Viva!
- Founded: 1994; 32 years ago
- Founder: Juliet Gellatley
- Type: Animal rights
- Focus: Animal rights, veganism
- Location: Bristol, England;
- Region served: United Kingdom
- Method: Campaigning, undercover investigations, monitoring research
- Website: viva.org.uk

= Viva! (organisation) =

British animal rights group

Viva! is a British animal rights group, which focuses on promoting veganism. It was founded by Juliet Gellatley in 1994. Viva! carries out undercover investigations to expose the abuse of factory farmed animals and produces information on how to go vegan, including recipes and shopping guides. It is a registered charity.

==Overview==

Viva! was founded as Vegetarians' International Voice for Animals, a charity, in 1994.

Viva! is an animal rights' campaigning organisation, working on issues such as factory farming and slaughter and is based in Bristol, with a branch office in Poland. Campaigns have included End Factory Farming, Eat Green, Foie-Gras free Britain, Exotic Meat, Ban the Farrowing Crate, and the Dark Side of Dairy. Campaigns in 2018 included an investigation into Hogwood Pig Farm in Warwickshire, and Scary Dairy's "Trash" campaign, highlighting the dairy industry's forgotten victims: male calves. Viva! includes the organization Viva! Health (formerly The Vegetarian and Vegan Foundation), which is dedicated to nutrition and health.

==Activism==

In 2005, Viva! campaigned against human consumption of cow's milk with an advert featuring a businessman drinking milk straight from a cows udder.
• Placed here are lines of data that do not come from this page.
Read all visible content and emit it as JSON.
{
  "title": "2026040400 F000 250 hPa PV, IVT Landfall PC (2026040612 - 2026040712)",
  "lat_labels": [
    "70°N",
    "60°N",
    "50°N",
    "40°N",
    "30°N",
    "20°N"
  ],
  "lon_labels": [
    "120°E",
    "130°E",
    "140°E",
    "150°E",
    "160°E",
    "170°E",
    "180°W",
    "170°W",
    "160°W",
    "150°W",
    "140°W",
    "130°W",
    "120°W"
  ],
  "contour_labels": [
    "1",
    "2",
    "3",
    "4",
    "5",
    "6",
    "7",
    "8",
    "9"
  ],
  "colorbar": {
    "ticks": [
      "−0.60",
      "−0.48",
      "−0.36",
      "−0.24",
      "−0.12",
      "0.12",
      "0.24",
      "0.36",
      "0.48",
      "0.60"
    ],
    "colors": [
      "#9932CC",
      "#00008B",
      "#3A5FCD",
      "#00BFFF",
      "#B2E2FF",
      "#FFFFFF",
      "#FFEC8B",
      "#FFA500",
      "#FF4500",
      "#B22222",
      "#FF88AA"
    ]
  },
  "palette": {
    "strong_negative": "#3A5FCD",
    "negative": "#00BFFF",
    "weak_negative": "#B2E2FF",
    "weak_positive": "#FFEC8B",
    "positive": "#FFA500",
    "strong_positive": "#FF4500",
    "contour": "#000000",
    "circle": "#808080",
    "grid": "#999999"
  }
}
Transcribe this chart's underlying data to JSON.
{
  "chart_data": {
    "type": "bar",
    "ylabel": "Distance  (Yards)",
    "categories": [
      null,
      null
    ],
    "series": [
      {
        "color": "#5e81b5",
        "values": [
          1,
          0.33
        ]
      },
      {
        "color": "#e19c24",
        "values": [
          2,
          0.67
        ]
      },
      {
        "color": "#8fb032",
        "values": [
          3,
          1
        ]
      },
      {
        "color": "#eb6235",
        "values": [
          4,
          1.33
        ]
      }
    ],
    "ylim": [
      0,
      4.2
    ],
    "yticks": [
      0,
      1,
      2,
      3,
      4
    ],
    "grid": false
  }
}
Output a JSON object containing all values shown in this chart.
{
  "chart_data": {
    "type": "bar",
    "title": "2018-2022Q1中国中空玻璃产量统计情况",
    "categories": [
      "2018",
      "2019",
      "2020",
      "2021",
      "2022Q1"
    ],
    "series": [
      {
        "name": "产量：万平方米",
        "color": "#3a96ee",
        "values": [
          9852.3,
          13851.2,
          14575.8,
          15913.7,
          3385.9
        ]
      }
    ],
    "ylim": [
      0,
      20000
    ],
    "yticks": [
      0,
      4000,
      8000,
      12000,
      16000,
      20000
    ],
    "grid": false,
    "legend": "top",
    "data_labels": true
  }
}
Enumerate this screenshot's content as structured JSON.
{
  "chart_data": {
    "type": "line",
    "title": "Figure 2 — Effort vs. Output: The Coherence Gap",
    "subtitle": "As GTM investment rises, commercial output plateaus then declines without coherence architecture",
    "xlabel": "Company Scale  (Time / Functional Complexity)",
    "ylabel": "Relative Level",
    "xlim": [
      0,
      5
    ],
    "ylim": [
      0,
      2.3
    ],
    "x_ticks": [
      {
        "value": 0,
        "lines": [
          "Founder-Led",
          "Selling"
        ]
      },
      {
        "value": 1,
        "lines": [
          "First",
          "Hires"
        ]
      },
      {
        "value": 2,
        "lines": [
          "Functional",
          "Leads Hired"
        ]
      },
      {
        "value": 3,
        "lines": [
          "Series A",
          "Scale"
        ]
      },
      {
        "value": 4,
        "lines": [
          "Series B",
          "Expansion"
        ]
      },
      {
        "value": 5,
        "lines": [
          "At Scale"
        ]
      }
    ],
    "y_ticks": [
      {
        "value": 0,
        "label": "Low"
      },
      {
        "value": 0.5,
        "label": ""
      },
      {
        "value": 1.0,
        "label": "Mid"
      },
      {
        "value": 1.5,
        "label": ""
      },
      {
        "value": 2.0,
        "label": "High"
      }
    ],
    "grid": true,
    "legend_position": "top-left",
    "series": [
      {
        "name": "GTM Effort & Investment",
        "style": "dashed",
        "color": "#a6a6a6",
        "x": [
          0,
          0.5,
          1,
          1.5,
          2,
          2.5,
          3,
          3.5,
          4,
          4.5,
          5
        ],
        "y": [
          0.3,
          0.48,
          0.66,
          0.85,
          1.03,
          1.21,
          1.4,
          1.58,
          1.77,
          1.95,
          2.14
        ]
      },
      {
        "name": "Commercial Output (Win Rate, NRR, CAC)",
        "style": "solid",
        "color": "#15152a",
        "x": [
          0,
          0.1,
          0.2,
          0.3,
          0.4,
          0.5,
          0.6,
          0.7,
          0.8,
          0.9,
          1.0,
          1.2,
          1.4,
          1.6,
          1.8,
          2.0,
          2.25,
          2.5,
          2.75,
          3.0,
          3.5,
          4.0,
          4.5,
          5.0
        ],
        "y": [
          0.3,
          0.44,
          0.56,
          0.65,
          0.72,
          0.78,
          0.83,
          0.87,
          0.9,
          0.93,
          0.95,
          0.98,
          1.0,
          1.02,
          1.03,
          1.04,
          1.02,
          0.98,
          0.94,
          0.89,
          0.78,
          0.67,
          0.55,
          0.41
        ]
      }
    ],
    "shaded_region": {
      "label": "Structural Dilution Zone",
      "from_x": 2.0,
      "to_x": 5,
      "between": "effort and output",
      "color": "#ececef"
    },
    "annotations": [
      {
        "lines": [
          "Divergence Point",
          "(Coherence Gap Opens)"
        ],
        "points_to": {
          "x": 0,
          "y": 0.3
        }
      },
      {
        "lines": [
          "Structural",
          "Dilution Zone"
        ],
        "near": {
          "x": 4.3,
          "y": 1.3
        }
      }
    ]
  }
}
In 2009, Viva! criticised supermarket chain Tesco for turning 5,000 tonnes of meat that had passed its sell-by date into electricity by burning it to avoid wasting the meat. Viva! argued converting out-of-date meat into heat with as byproduct was not environmentally sustainable, but Tesco defended its decision. In 2010, Viva! protested against a branch of Budgens for supporting a "needless cull" of grey squirrels by selling squirrel meat in one of their stores in North London.

In 2012, Viva! stated that it favoured the development of cultured meat. "Certainly, with over 950 million land animals slaughtered in the UK each year, and the vast majority of them factory farmed in awful conditions, anything that saves animals from suffering is to be welcomed," former Viva! spokesman and campaign manager Justin Kerswell said, adding that individuals should make up their own mind on whether or not they would consume it themselves, because "vegetarianism and veganism aren't religions".

In 2022, Viva! ran a TV advert which showed a couple ordering pulled pork takeaway from a company called "Just Meat." When the takeaway arrives, it is a live piglet delivered with a meat cleaver.